Josey Hardy, 10, of Seymour went there to enter several projects, including genealogy, entomology, cake decorating and photography.

“My favorite project was entomology because I got to find bugs,” she said. “This is my second year, and we had to find 20 bugs and put them in a box in order of the category they were in.”

She was at the check-in with her mother, Jennifer Hardy, to turn in a pink cake she had decorated.

“For photography, I used pictures from Muscatatuck (National) Wildlife Refuge because I’ve always liked to go there,” Hardy said. “The project that took me the longest was genealogy, and I had to make three binders for that.”

She is a member of the Blue Ribbon Winners 4-H Club in Seymour, and her favorite part of 4-H is working on the projects, she said.

Jennifer said she thinks 4-H helps kids learn life skills, organization and time management. They are still working on the time management part, she said.

Judy Smith was one of the judges for the cake decorating and gift wrapping projects.

“I‘ve done this for at least 20 years but in different areas,” she said. “I was a 10-year member in 4-H, and I’ve been a 4-H leader in Jefferson County for many years.”

Smith said she uses a checklist to see if the projects have met the requirements, and there are certain things the 4-H members are supposed to do as they get older and do more advanced projects.

“What I enjoy most about being a judge is the back and forth with the 4-H’er,” she said. “I always let them tell me why they took a certain project, what it’s about and how hard it was for them.”

Smith said being in 4-H is a way for kids to figure out they can be friends with a lot of other kids in the county, get to know them and interact with them.

“It helps them develop things they need to learn for everyday life,” she said.

Elizabeth Rotert, 9, who is in her first year of regular 4-H, also was at the fairgrounds turning in her projects. She was there with her 6-year-old brother, Henry, and their mother, Tiffany Rotert.

“The projects I did were gift wrapping, poultry, sewing and I made a pillow,” Elizabeth said. “I think the project I had the most fun making was my skirt.”

She took an interest in sewing because her grandma always used to sew and showed her how to sew a string bag and she enjoyed it, so she wanted to try sewing in 4-H.

Henry is in Mini 4-H and was there to enter his Pokemon Lego project. His favorite Pokemon character is Charmander, he said.

In a booth right outside of the 4-H Building at the fairgrounds were Junior Leaders members Evan Abbott, 15, and Alexis Richart, 15, manning an information booth.
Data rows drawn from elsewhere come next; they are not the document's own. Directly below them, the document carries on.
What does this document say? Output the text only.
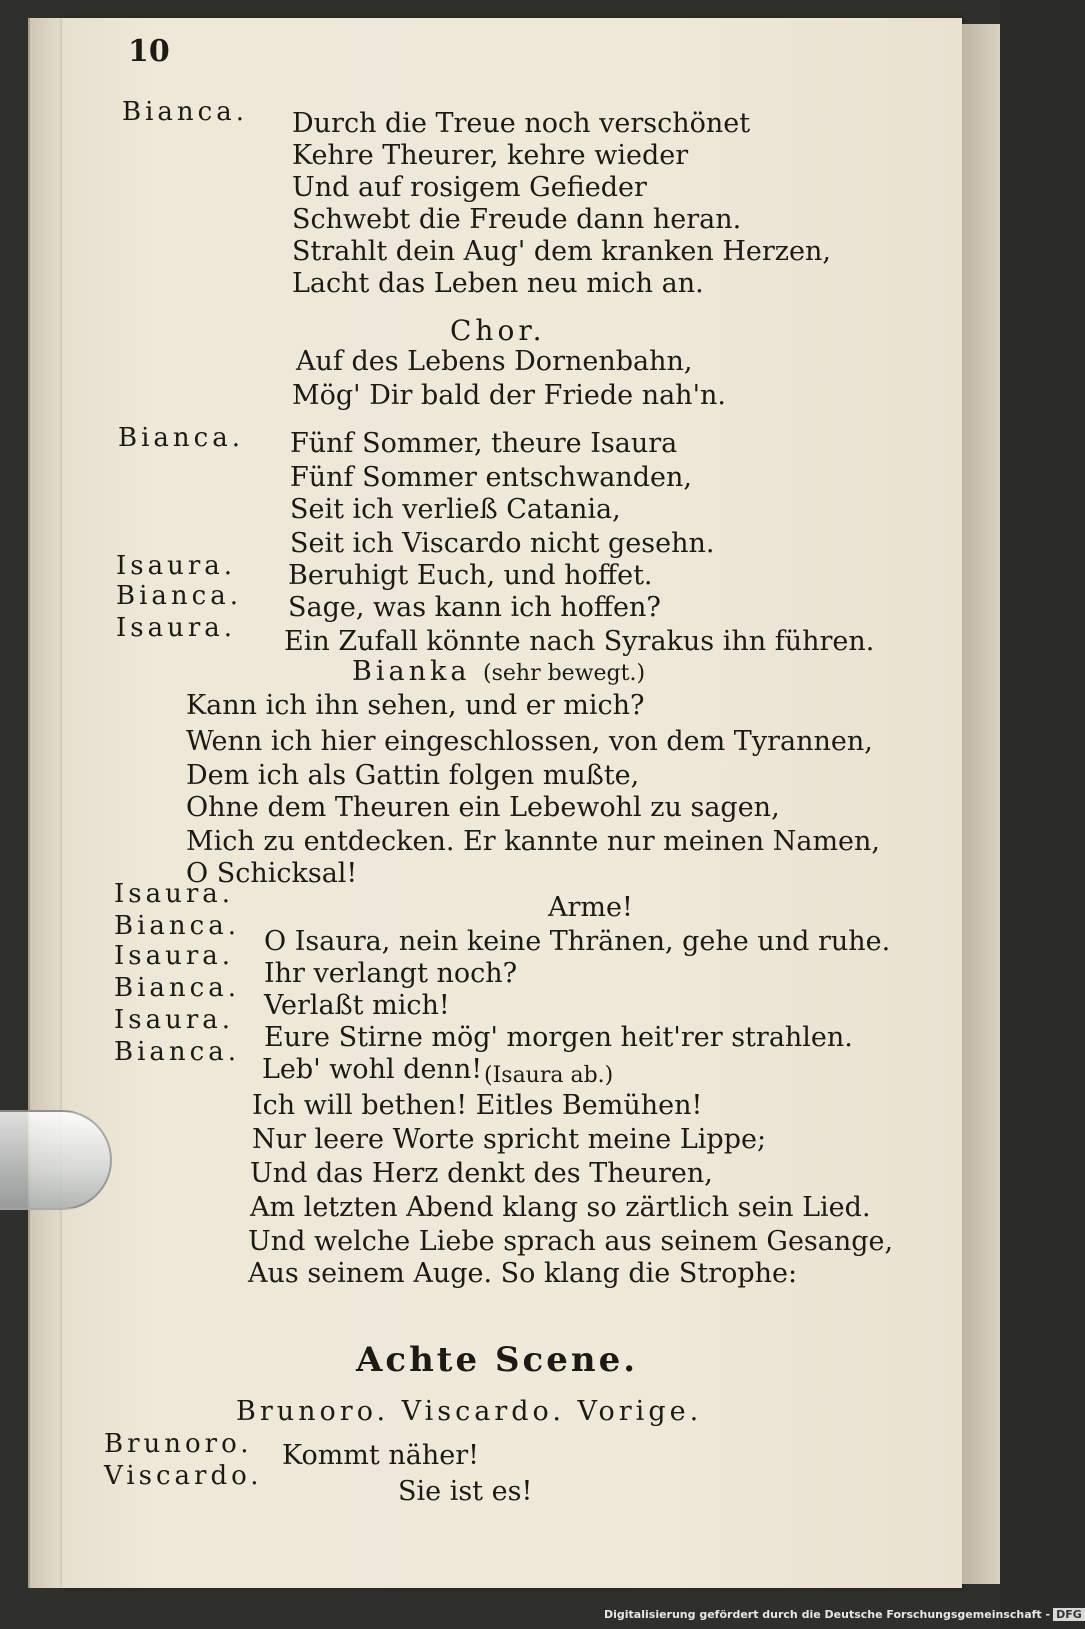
10
Bianca. Durch die Treue noch verschönet
Kehre Theurer, kehre wieder
Und auf rosigem Gefieder
Schwebt die Freude dann heran.
Strahlt dein Aug' dem kranken Herzen,
Lacht das Leben neu mich an.
Chor.
Auf des Lebens Dornenbahn,
Mög' Dir bald der Friede nah'n.
Bianca. Fünf Sommer, theure Isaura
Fünf Sommer entschwanden,
Seit ich verließ Catania,
Seit ich Viscardo nicht gesehn.
Isaura. Beruhigt Euch, und hoffet.
Bianca. Sage, was kann ich hoffen?
Isaura. Ein Zufall könnte nach Syrakus ihn führen.
Bianka (sehr bewegt.)
Kann ich ihn sehen, und er mich?
Wenn ich hier eingeschlossen, von dem Tyrannen,
Dem ich als Gattin folgen mußte,
Ohne dem Theuren ein Lebewohl zu sagen,
Mich zu entdecken. Er kannte nur meinen Namen,
O Schicksal!
Isaura.	Arme!
Bianca. O Isaura, nein keine Thränen, gehe und ruhe.
Isaura.
Ihr verlangt noch?
Bianca.
Verlaßt mich!
Isaura.
Eure Stirne mög' morgen heit'rer strahlen.
Bianca.
Leb' wohl denn! (Isaura ab.)
Ich will bethen! Eitles Bemühen!
Nur leere Worte spricht meine Lippe;
Und das Herz denkt des Theuren,
Am letzten Abend klang so zärtlich sein Lied.
Und welche Liebe sprach aus seinem Gesange,
Aus seinem Auge. So klang die Strophe:
Achte Scene.
Brunoro. Viscardo. Vorige.
Brunoro. Kommt näher!
Viscardo.	Sie ist es!
Digitalisierung gefördert durch die Deutsche Forschungsgemeinschaft - DFG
They were handing out maps and programs containing the daily 4-H activities.

Abbott said if people want to know where to check their projects in or where the line starts or other information, that’s what they were there for.
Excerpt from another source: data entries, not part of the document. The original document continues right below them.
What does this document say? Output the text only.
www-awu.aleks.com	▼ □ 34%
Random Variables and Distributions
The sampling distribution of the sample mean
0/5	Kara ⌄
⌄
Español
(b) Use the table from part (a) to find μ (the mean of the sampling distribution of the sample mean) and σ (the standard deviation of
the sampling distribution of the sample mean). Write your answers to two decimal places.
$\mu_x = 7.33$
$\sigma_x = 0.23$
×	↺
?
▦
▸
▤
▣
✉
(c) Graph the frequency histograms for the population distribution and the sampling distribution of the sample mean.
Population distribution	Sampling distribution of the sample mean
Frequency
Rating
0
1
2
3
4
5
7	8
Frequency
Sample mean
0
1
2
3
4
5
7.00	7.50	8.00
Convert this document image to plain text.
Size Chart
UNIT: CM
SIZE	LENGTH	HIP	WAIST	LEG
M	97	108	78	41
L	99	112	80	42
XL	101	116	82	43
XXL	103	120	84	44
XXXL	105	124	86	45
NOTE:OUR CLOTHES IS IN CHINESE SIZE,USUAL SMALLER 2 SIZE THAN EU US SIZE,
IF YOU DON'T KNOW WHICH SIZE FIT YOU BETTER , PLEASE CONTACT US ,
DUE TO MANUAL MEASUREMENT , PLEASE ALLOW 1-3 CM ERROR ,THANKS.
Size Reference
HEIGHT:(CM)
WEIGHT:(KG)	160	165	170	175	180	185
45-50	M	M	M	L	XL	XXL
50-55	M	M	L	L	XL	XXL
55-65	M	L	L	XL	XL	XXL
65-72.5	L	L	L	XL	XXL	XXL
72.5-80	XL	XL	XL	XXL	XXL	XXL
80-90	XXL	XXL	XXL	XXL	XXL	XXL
Curry Klakamp, 7, of Seymour was at the fairgrounds with his parents, Jeff and Melanie Klakamp.

A Cortland Crushers Mini-4-H member, Curry had just checked in a couple of projects for scrapbooking and Indiana wildlife.

“I wanted to make a scrapbook of my pets, so I have two dogs (both chocolate Labs), two hermit crabs, five toads and an aquarium of fish and snails,” Curry said. “I’m just about to get a bearded dragon, too.”

He drew a fox and a garter snake for his Indiana wildlife poster and thinks going to the fair is fun.

At Brownstown Elementary School, 4-H’ers turned in food-related projects. One of those members was nine-year 4-H member Drew Kerkhof.

“Today, I’m turning in my foods and foods preservation projects, and I also take sheep, photography and arts and crafts,” he said. “For foods, I made a strawberry and cheese Danish, and then I made strawberry rhubarb jam for my preservation.”

Kerkhof said his favorite part of 4-H is definitely the experience of getting to grow in his leadership.

“I’m learning a lot of new things while doing the books and the projects and learning life skills that I think will guide me for the rest of my life,” he said. “Like food especially, I like to learn how the ingredients work together and how your body works with the food.”

Heather VonDielingen, the county’s 4-H youth development educator, said the check-in process was going really well Wednesday afternoon thanks to the numerous adult volunteers helping.

“The adults help train the Junior Leader volunteers, which is a youth development program for grades 7 through 12,” she said. “They provide support for the 4-H clubs during fair week, and they help with project check-in and judging and help get everything organized.”

She said Junior Leaders meets monthly throughout the year and she believes it’s a great organization, and working with them is one of her favorite things she enjoys about her job.